On multi-hop questions, the second hop (the evidence that *bridges* to the
answer) is **low-relevance-to-the-query by construction** — it connects through
a bridge entity, not the query terms. So every relevance-based operation
(aggressive distractor filtering, cross-encoder reranking, max-density pruning)
**drops it**. We measured this directly: a relevance filter keeps 96.8% of
second hops at threshold 0.05 but only **43.9% at 0.30**.

`reasoning_preserving` resists this: it keeps the query-relevant seeds, then
*rescues* low-relevance chunks that are linked to a seed (sharing the bridge
entity), dropping only true junk. End-to-end (n=300, generator = haiku) it
beat aggressive filtering with a CI-significant margin, and the gain was
causally localized to the rescued evidence.

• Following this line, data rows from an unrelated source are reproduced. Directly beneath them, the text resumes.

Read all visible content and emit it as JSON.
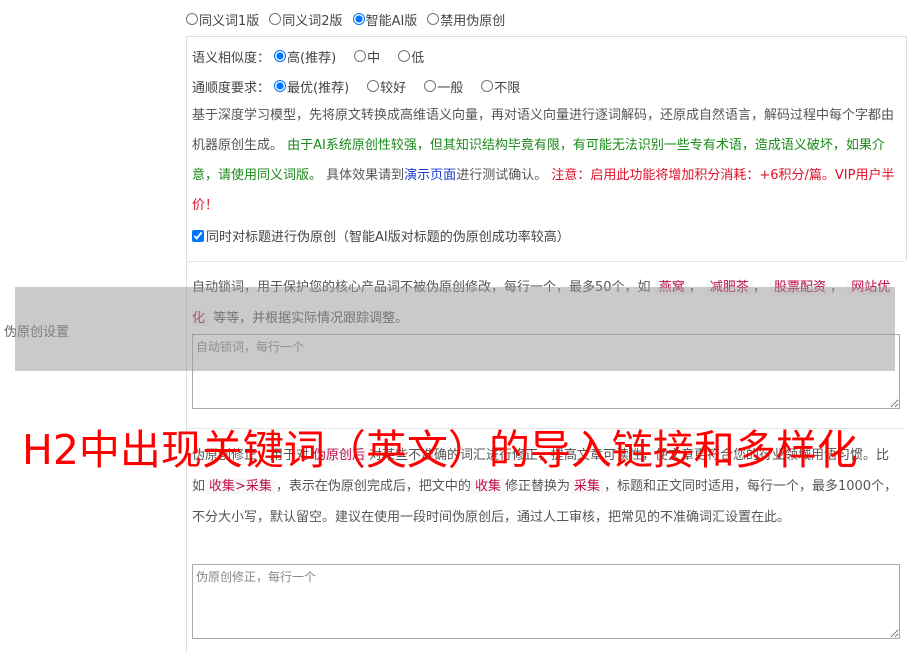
{
  "section_label": "伪原创设置",
  "modes": [
    {
      "label": "同义词1版",
      "checked": false
    },
    {
      "label": "同义词2版",
      "checked": false
    },
    {
      "label": "智能AI版",
      "checked": true
    },
    {
      "label": "禁用伪原创",
      "checked": false
    }
  ],
  "similarity": {
    "label": "语义相似度：",
    "options": [
      {
        "label": "高(推荐)",
        "checked": true
      },
      {
        "label": "中",
        "checked": false
      },
      {
        "label": "低",
        "checked": false
      }
    ]
  },
  "fluency": {
    "label": "通顺度要求：",
    "options": [
      {
        "label": "最优(推荐)",
        "checked": true
      },
      {
        "label": "较好",
        "checked": false
      },
      {
        "label": "一般",
        "checked": false
      },
      {
        "label": "不限",
        "checked": false
      }
    ]
  },
  "description": {
    "part1": "基于深度学习模型，先将原文转换成高维语义向量，再对语义向量进行逐词解码，还原成自然语言，解码过程中每个字都由机器原创生成。",
    "part2_green": "由于AI系统原创性较强，但其知识结构毕竟有限，有可能无法识别一些专有术语，造成语义破坏，如果介意，请使用同义词版。",
    "part3": "具体效果请到",
    "link": "演示页面",
    "part4": "进行测试确认。",
    "part5_red": "注意：启用此功能将增加积分消耗：+6积分/篇。VIP用户半价！"
  },
  "title_checkbox": {
    "label": "同时对标题进行伪原创（智能AI版对标题的伪原创成功率较高）",
    "checked": true
  },
  "lock_words": {
    "text1": "自动锁词，用于保护您的核心产品词不被伪原创修改，每行一个，最多50个，如",
    "examples": [
      "燕窝",
      "减肥茶",
      "股票配资",
      "网站优化"
    ],
    "sep": "，",
    "text2": "等等，并根据实际情况跟踪调整。",
    "placeholder": "自动锁词，每行一个"
  },
  "correction": {
    "text1": "伪原创修正，用于对",
    "tag1": "伪原创后",
    "text2": "对某些不准确的词汇进行修正，提高文章可读性，使文章更符合您的行业领域用语习惯。比如",
    "tag2": "收集>采集",
    "text3": "，表示在伪原创完成后，把文中的",
    "tag3": "收集",
    "text4": "修正替换为",
    "tag4": "采集",
    "text5": "，标题和正文同时适用，每行一个，最多1000个，不分大小写，默认留空。建议在使用一段时间伪原创后，通过人工审核，把常见的不准确词汇设置在此。",
    "placeholder": "伪原创修正，每行一个"
  },
  "overlay_title": "H2中出现关键词（英文）的导入链接和多样化"
}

> Transformers tolerate irrelevant context far better than they tolerate
> missing reasoning links. Premature removal of low-relevance reasoning
> evidence hurts more than the distractors do.

## Examples

```bash
python examples/basic_rag.py            # retrieval → build_context → generation
python examples/compare_strategies.py   # every strategy side-by-side
python examples/economics_demo.py       # context economics + analyze_context
```

## Evidence

Every default is grounded in a measured finding (with a falsified-hypotheses
registry) in the repo's evidence layer:

- Second-hop tax: `docs/findings/SECOND_HOP_TAX.md`
- Reasoning preservation (end-to-end QA): `docs/findings/REASONING_PRESERVATION.md`
- Context economics: `docs/findings/CONTEXT_ECONOMICS.md`
- Index: `docs/findings/README.md`

## Local development

```bash
# from python/, inside a virtualenv with maturin installed
pip install maturin
maturin develop --release      # builds the Rust engine + installs `redhop` editable
python -c "import redhop; print(redhop.__version__)"

maturin build --release        # produce a wheel in target/wheels/
```

Rust is the source of truth: this package is a thin pyo3 binding over the
`redhop-context` crate — no logic is duplicated in Python.